Lindauer worked at Fortune, U.S. News & World Report and the Seattle Post-Intelligencer before beginning her career as a political publicist. She worked for then U.S. Rep. Ron Wyden, D-Ore., before joining the office of former Illinois Sen. Carol Moseley-Braun as press secretary in 1996.Chris Fitzgerald, a spokesman for Wyden, now a senator, said the office had heard Thursday of Lindauer's arrest and expected to issue a statement later in the day.
"She worked for us a short period of time," he said.
Moseley-Braun's current spokesperson, Loretta Kane, said the former senator does not remember Lindauer.
CNN missed the journalistic and congressional connections, referring to her only as a "Maryland resident". They did note this fact:
The charges against Lindauer were included in an expanded indictment in the case against Raed Rokan Al-Anbuge, 28, and Wisam Noman Al-Anbuke, the sons of Iraq's former liaison with United Nations weapons inspectors.

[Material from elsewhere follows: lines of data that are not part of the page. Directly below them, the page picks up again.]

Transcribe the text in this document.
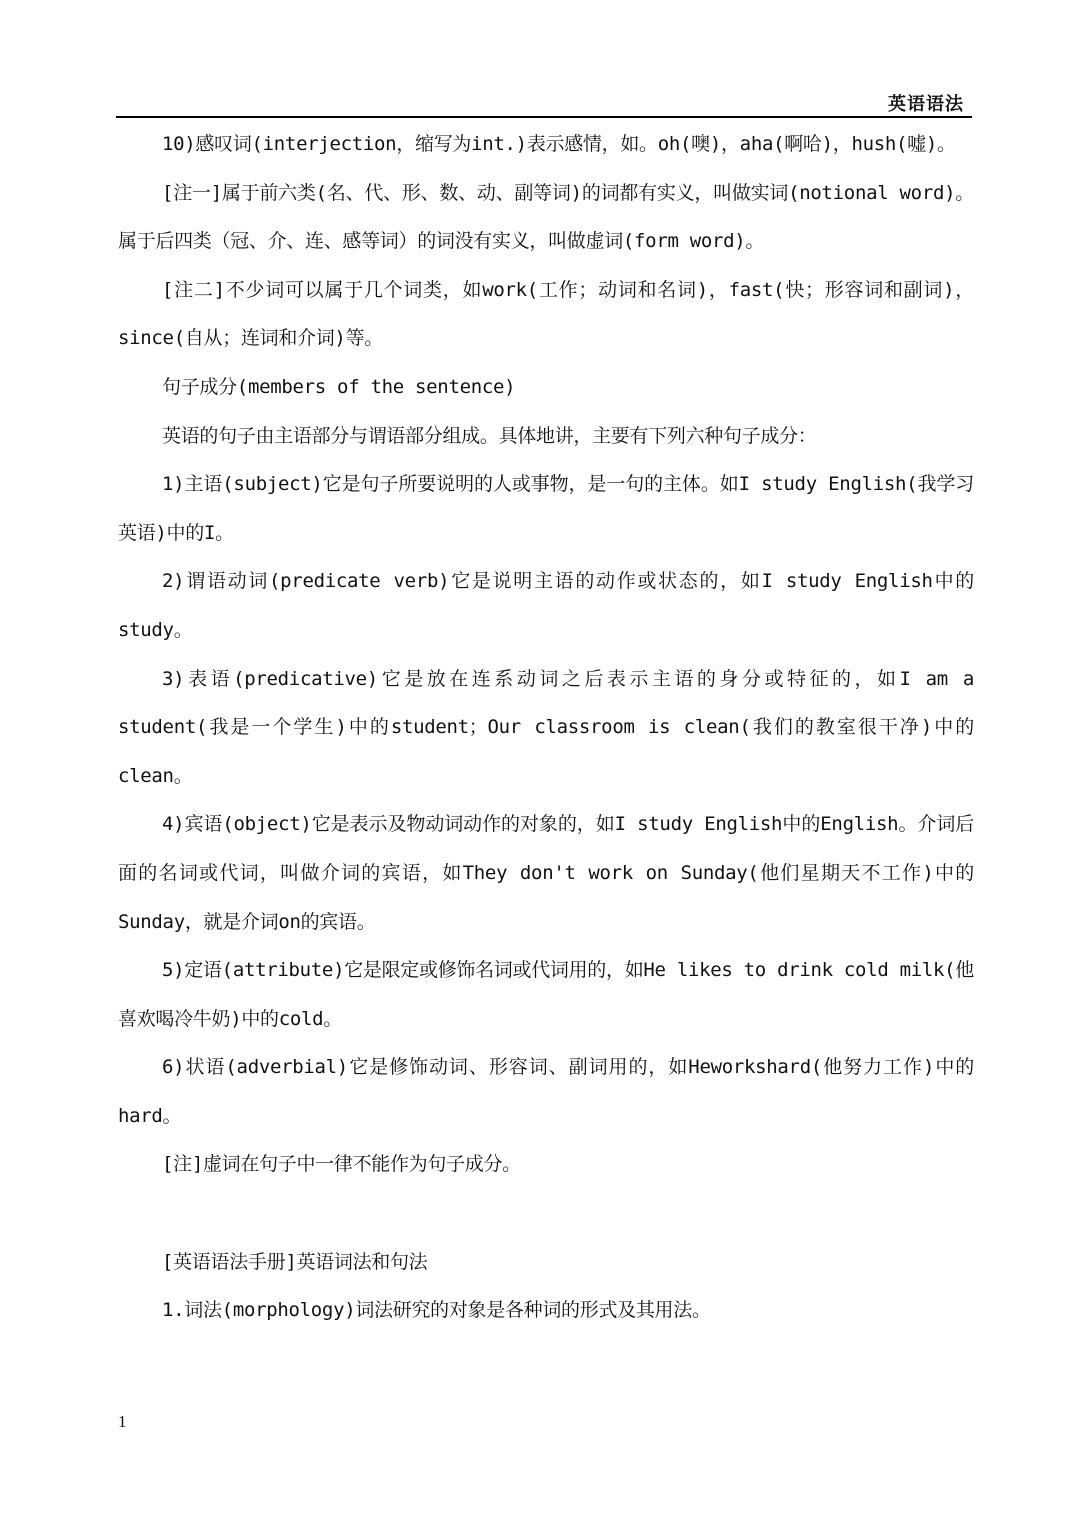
英语语法

10)感叹词(interjection，缩写为int.)表示感情，如。oh(噢)，aha(啊哈)，hush(嘘)。

[注一]属于前六类(名、代、形、数、动、副等词)的词都有实义，叫做实词(notional word)。属于后四类（冠、介、连、感等词）的词没有实义，叫做虚词(form word)。

[注二]不少词可以属于几个词类，如work(工作；动词和名词)，fast(快；形容词和副词)，since(自从；连词和介词)等。

句子成分(members of the sentence)

英语的句子由主语部分与谓语部分组成。具体地讲，主要有下列六种句子成分：

1)主语(subject)它是句子所要说明的人或事物，是一句的主体。如I study English(我学习英语)中的I。

2)谓语动词(predicate verb)它是说明主语的动作或状态的，如I study English中的study。

3)表语(predicative)它是放在连系动词之后表示主语的身分或特征的，如I am a student(我是一个学生)中的student；Our classroom is clean(我们的教室很干净)中的clean。

4)宾语(object)它是表示及物动词动作的对象的，如I study English中的English。介词后面的名词或代词，叫做介词的宾语，如They don't work on Sunday(他们星期天不工作)中的Sunday，就是介词on的宾语。

5)定语(attribute)它是限定或修饰名词或代词用的，如He likes to drink cold milk(他喜欢喝冷牛奶)中的cold。

6)状语(adverbial)它是修饰动词、形容词、副词用的，如Heworkshard(他努力工作)中的hard。

[注]虚词在句子中一律不能作为句子成分。

[英语语法手册]英语词法和句法

1.词法(morphology)词法研究的对象是各种词的形式及其用法。

1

Update: Jonah Goldberg comments in The Corner
I don't think anybody else but her should get tarred with her crimes, but that such a person is socially acceptable -- never mind hirable -- in these circles is really amazing.

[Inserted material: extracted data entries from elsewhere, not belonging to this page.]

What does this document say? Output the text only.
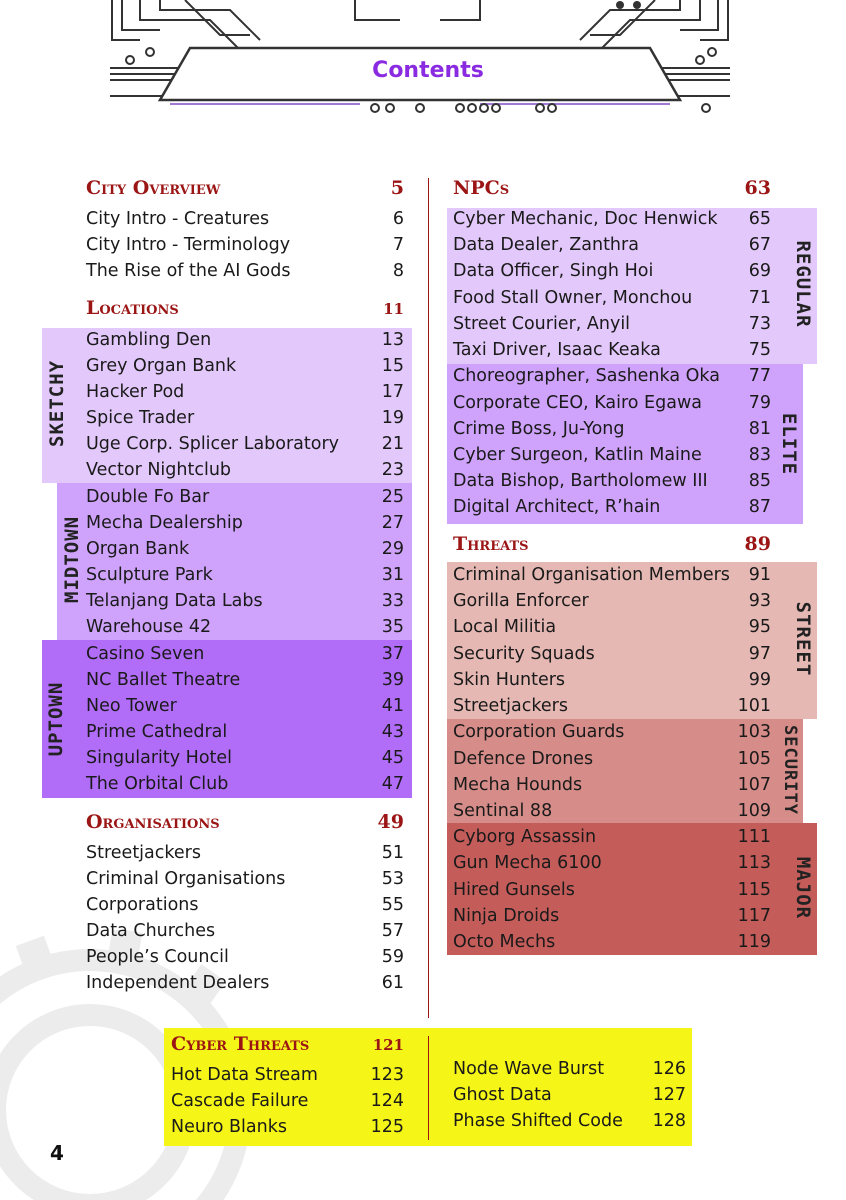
Contents
City Overview	5
City Intro - Creatures	6
City Intro - Terminology	7
The Rise of the AI Gods	8
Locations	11
SKETCHY
MIDTOWN
UPTOWN
Gambling Den	13
Grey Organ Bank	15
Hacker Pod	17
Spice Trader	19
Uge Corp. Splicer Laboratory 21
Vector Nightclub	23
Double Fo Bar	25
Mecha Dealership	27
Organ Bank	29
Sculpture Park	31
Telanjang Data Labs	33
Warehouse 42	35
Casino Seven	37
NC Ballet Theatre	39
Neo Tower	41
Prime Cathedral	43
Singularity Hotel	45
The Orbital Club	47
Organisations	49
Streetjackers	51
Criminal Organisations	53
Corporations	55
Data Churches	57
People’s Council	59
Independent Dealers	61
NPCs	63
REGULAR
ELITE
Cyber Mechanic, Doc Henwick 65
Data Dealer, Zanthra	67
Data Officer, Singh Hoi	69
Food Stall Owner, Monchou	71
Street Courier, Anyil	73
Taxi Driver, Isaac Keaka	75
Choreographer, Sashenka Oka 77
Corporate CEO, Kairo Egawa	79
Crime Boss, Ju-Yong	81
Cyber Surgeon, Katlin Maine	83
Data Bishop, Bartholomew III 85
Digital Architect, R’hain	87
Threats	89
STREET
SECURITY
MAJOR
Criminal Organisation Members 91
Gorilla Enforcer	93
Local Militia	95
Security Squads	97
Skin Hunters	99
Streetjackers	101
Corporation Guards	103
Defence Drones	105
Mecha Hounds	107
Sentinal 88	109
Cyborg Assassin	111
Gun Mecha 6100	113
Hired Gunsels	115
Ninja Droids	117
Octo Mechs	119
Cyber Threats	121
Hot Data Stream	123
Cascade Failure	124
Neuro Blanks	125
Node Wave Burst	126
Ghost Data	127
Phase Shifted Code 128
4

Update 2: Via Misha, this is an incredible spin:
Accused spy is cousin of Bush stafferThe woman charged with working for the Iraqi spy agency is a distant cousin of President Bush's chief of staff, Andrew Card, and has held a variety of jobs in journalism and on Capitol Hill.

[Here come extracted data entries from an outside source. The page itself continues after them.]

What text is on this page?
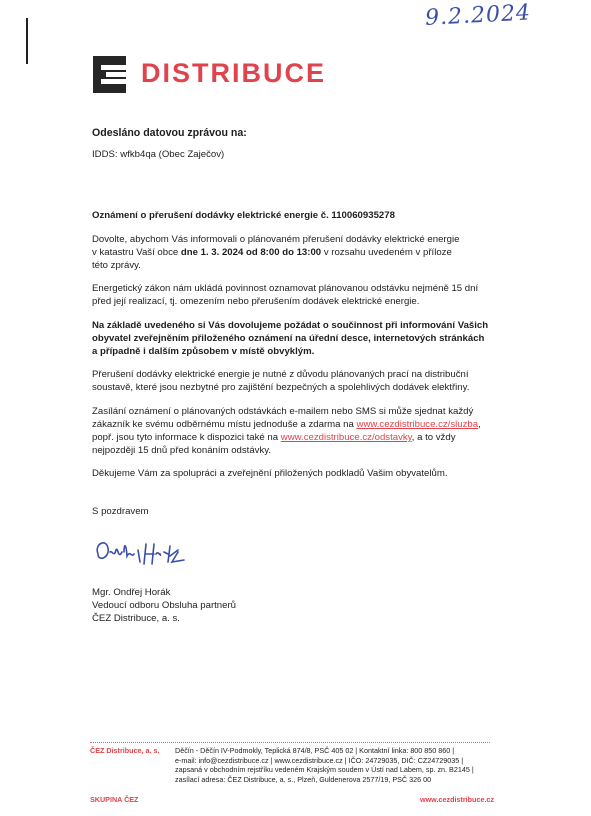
9.2.2024
DISTRIBUCE
Odesláno datovou zprávou na:
IDDS: wfkb4qa (Obec Zaječov)
Oznámení o přerušení dodávky elektrické energie č. 110060935278
Dovolte, abychom Vás informovali o plánovaném přerušení dodávky elektrické energie
v katastru Vaší obce dne 1. 3. 2024 od 8:00 do 13:00 v rozsahu uvedeném v příloze
této zprávy.
Energetický zákon nám ukládá povinnost oznamovat plánovanou odstávku nejméně 15 dní
před její realizací, tj. omezením nebo přerušením dodávek elektrické energie.
Na základě uvedeného si Vás dovolujeme požádat o součinnost při informování Vašich
obyvatel zveřejněním přiloženého oznámení na úřední desce, internetových stránkách
a případně i dalším způsobem v místě obvyklým.
Přerušení dodávky elektrické energie je nutné z důvodu plánovaných prací na distribuční
soustavě, které jsou nezbytné pro zajištění bezpečných a spolehlivých dodávek elektřiny.
Zasílání oznámení o plánovaných odstávkách e-mailem nebo SMS si může sjednat každý
zákazník ke svému odběrnému místu jednoduše a zdarma na www.cezdistribuce.cz/sluzba,
popř. jsou tyto informace k dispozici také na www.cezdistribuce.cz/odstavky, a to vždy
nejpozději 15 dnů před konáním odstávky.
Děkujeme Vám za spolupráci a zveřejnění přiložených podkladů Vašim obyvatelům.
S pozdravem
Mgr. Ondřej Horák
Vedoucí odboru Obsluha partnerů
ČEZ Distribuce, a. s.
ČEZ Distribuce, a. s. Děčín - Děčín IV-Podmokly, Teplická 874/8, PSČ 405 02 | Kontaktní linka: 800 850 860 |
e-mail: info@cezdistribuce.cz | www.cezdistribuce.cz | IČO: 24729035, DIČ: CZ24729035 |
zapsaná v obchodním rejstříku vedeném Krajským soudem v Ústí nad Labem, sp. zn. B2145 |
zasílací adresa: ČEZ Distribuce, a. s., Plzeň, Guldenerova 2577/19, PSČ 326 00
SKUPINA ČEZ	www.cezdistribuce.cz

Susan Lindauer, 41, worked in the press offices of four Democratic members of Congress. She also worked for Fortune magazine, U.S. News & World Report, the Seattle Post-Intelligencer and Fox News.
Her father, John Lindauer, was the Republican nominee for governor in Alaska in 1998. His campaign unraveled because of charges of campaign finance violations to which he pleaded no contest.
Susan Lindauer is a 1985 Smith College graduate who describes herself as an anti-war activist.
Tucking the salient points (who she is) between paragraphs about who she's related to?
Update 3 (From the very bottom of a lengthy MSNBC report, bold emphasis added): On Jan. 8, 2003, prosecutors said, Lindauer tried to influence U.S. foreign policy by delivering to the home of a U.S. government official a letter in which she conveyed her access to and contacts with members of Saddam’s regime.
Card alerted authorities
The indictment said Lindauer met twice in Baltimore, in June and July, with an undercover FBI agent who posed as a Libyan intelligence representative who was seeking to support resistance groups in postwar Iraq. It said she discussed the need for plans and foreign resources to support those groups.